Late last week Brown and Seth Klarman, the owner of Klaravich Stables, decided to scratch Risk Taking from the Peter Pan (G3) on Saturday at Belmont Park and put him in the mix for the 146th Preakness. Brown and Klaravich already had Crowded Trade headed to the Middle Jewel of the Triple Crown and will enter the pair on Tuesday.
Risk Taking, a son of Medaglia d'Oro, was the 2-1 favorite in the nine-horse Wood following this 3 ¼-length victory in the Withers (G3) on Feb. 6. He bobbled at the start of the Wood, never got any closer than 3 ½ lengths from the lead and ended up seventh, beaten 6 ¾ lengths by upset winner Bourbonic.
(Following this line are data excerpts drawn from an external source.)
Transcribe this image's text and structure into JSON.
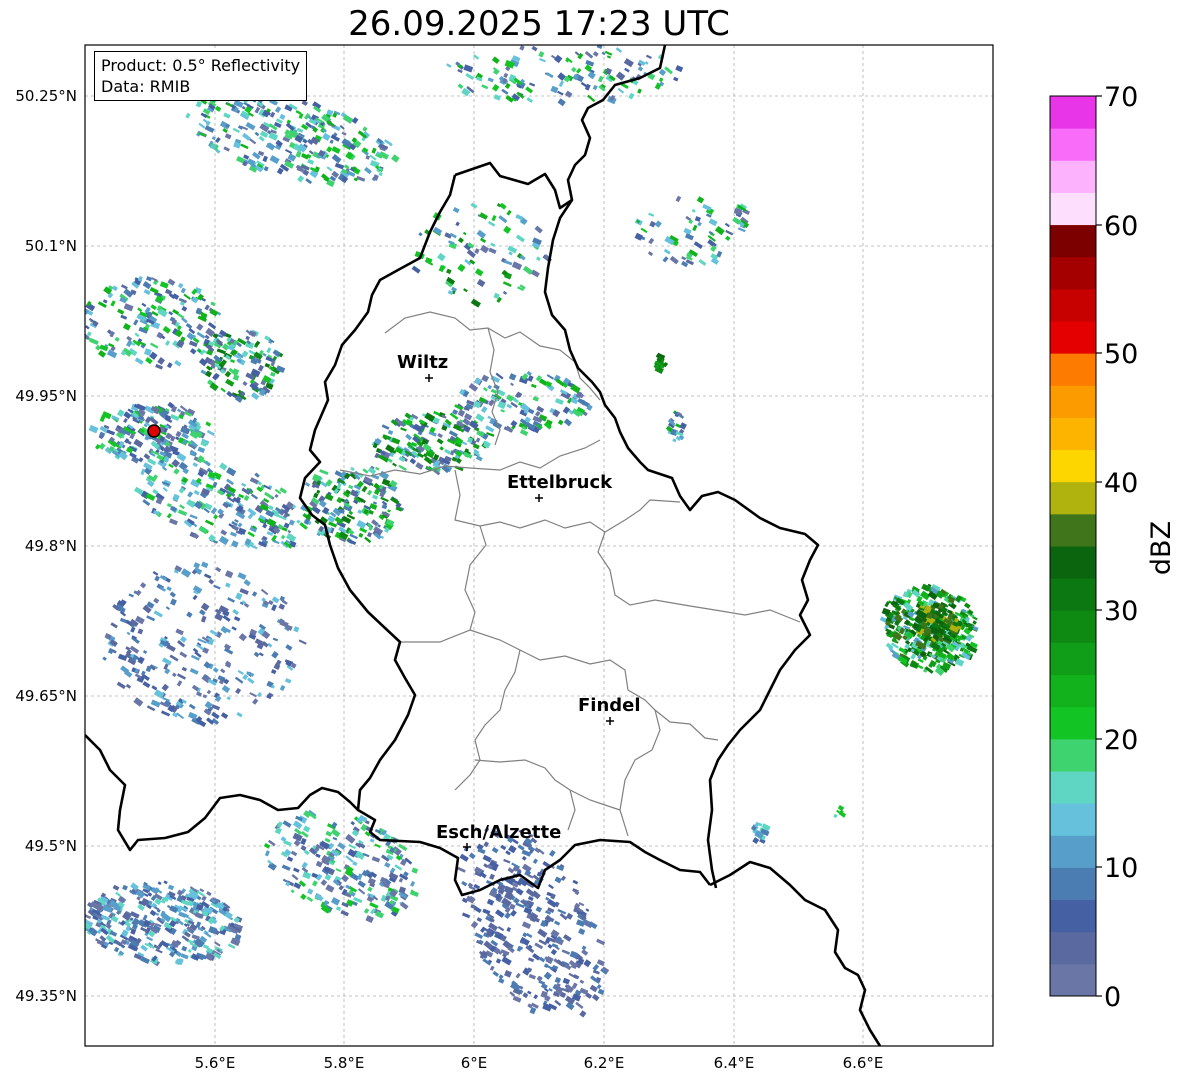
{
  "title": "26.09.2025 17:23 UTC",
  "info": {
    "product": "Product: 0.5° Reflectivity",
    "data": "Data: RMIB"
  },
  "axes": {
    "lon_ticks": [
      "5.6°E",
      "5.8°E",
      "6°E",
      "6.2°E",
      "6.4°E",
      "6.6°E"
    ],
    "lat_ticks": [
      "50.25°N",
      "50.1°N",
      "49.95°N",
      "49.8°N",
      "49.65°N",
      "49.5°N",
      "49.35°N"
    ]
  },
  "places": [
    {
      "name": "Wiltz"
    },
    {
      "name": "Ettelbruck"
    },
    {
      "name": "Findel"
    },
    {
      "name": "Esch/Alzette"
    }
  ],
  "colorbar": {
    "label": "dBZ",
    "ticks": [
      "0",
      "10",
      "20",
      "30",
      "40",
      "50",
      "60",
      "70"
    ],
    "colors": [
      "#6a76a6",
      "#5a6aa0",
      "#4560a3",
      "#4b7db2",
      "#589eca",
      "#66c1dd",
      "#5fd6c4",
      "#3ed36e",
      "#12c524",
      "#11b21b",
      "#109d17",
      "#0e8a13",
      "#0c7811",
      "#0b650e",
      "#41751b",
      "#b0b30e",
      "#fdd600",
      "#fcb400",
      "#fc9b00",
      "#fd7c00",
      "#e40000",
      "#c70000",
      "#a50000",
      "#7c0000",
      "#fddefd",
      "#fcb2fc",
      "#f96cf9",
      "#e835e8"
    ]
  }
}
"He came back with a ton of dirt and mud stuck in his blinkers," Brown said. "I don't know if he just caught so much dirt that day. He's taken dirt before and run on to it. I hate to make that excuse, but that's the only thing that (jockey) Irad (Ortiz Jr.) could really say, that he was taking a lot of dirt. It was really caked in there in his blinkers and maybe he just really got discouraged and quit. That's really all I can come up with. The horse looks good physically. He scoped fine. I don't think it was necessarily a bad trip. It was just a dirty trip."
Jose Ortiz will ride the colt in the Preakness. Javier Castellano will be aboard Crowded Trade. The Brown horses are scheduled to ship from New York to Baltimore on Tuesday.
Zedan Racing Stable's Medina Spirit and Gary and Mary West's Concert Tour left Churchill Downs on a Pimlico Race Course-bound van at 4 a.m. and arrived shortly before 3 p.m.
Christina Baker and William Mack's Ram left Churchill Downs for Pimlico at 5 a.m, arriving in early afternoon.
Whisper Hill Farm LLC's Unbridled Honor is scheduled to van from Belmont Park to Pimlico Tuesday, when John and Diane Fradkin's Rombauer is slated to fly coast-to-coast from Santa Anita to Pimlico.